83: It was a nod to both the idea of the "Left Coast" and the union I was working for when I invented it (on Plastic.com!).
Forget the bad writing in the article, as usual with the WaPo you have to mine it to get the horrifying details. The Post is usual pretty good on back room Kremlinology (White-Houseology) so I do trust them on this kind of procedural gossip. Basically: Obama was willing to give the Rs almost everything they wanted on the budget, including a rise in the Medicare eligibility age *plus* a cut in the top rate for high earners. He only had to back down because A) the tea party crazies wouldn't settle for a 90 percent, and B) the Senate Gang of Six (including such liberal stalwarts as Tom Coburn and Saxby Chambliss) came out with a plan that made his look too conservative!

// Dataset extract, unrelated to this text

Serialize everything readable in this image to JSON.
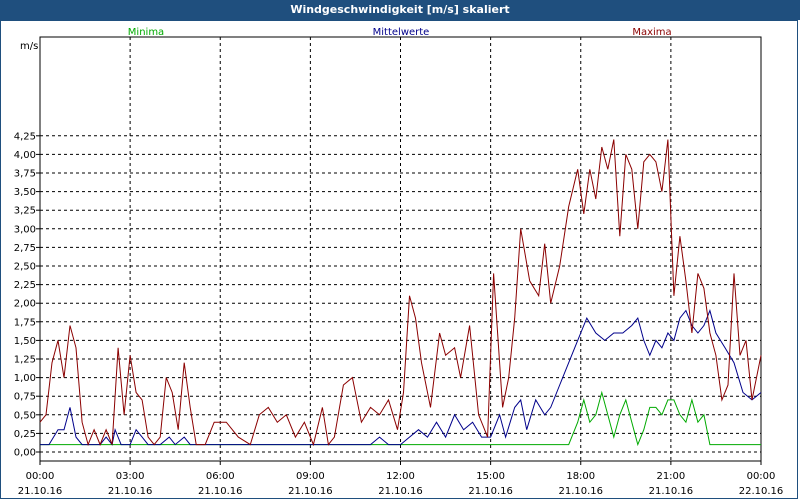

57: I belatedly claim comment 308 in the other thread, and place a claim for partial authorship of a semi-canonical phrase.
I do concede that in my version the first "b" was capitalized and making it lower-case changes everything.
89: I admit it is strange. I suppose my first question is: did he not know that the Gang of Six was working on a proposal? And not know its rough outlines? That seems ... surprising. I'd have expected, rather, that he did know, and intended all along to back out of the Boehner deal, crying that he couldn't possibly agree to it now, in light of the Gang of Six, as any fool can clearly see, but it's not his fault, because he was trying for a deal before that!
That does suppose quite a bit of bluffing on his (and his staff's) part. I don't know the truth of the matter; still not willing to wholly believe the WaPo piece just on its say-so. It seems to have an agenda, to paint Obama as a craven dupe. Maybe it's correct, but as it stands it's just a "WaPo says this" data point. Duly noted.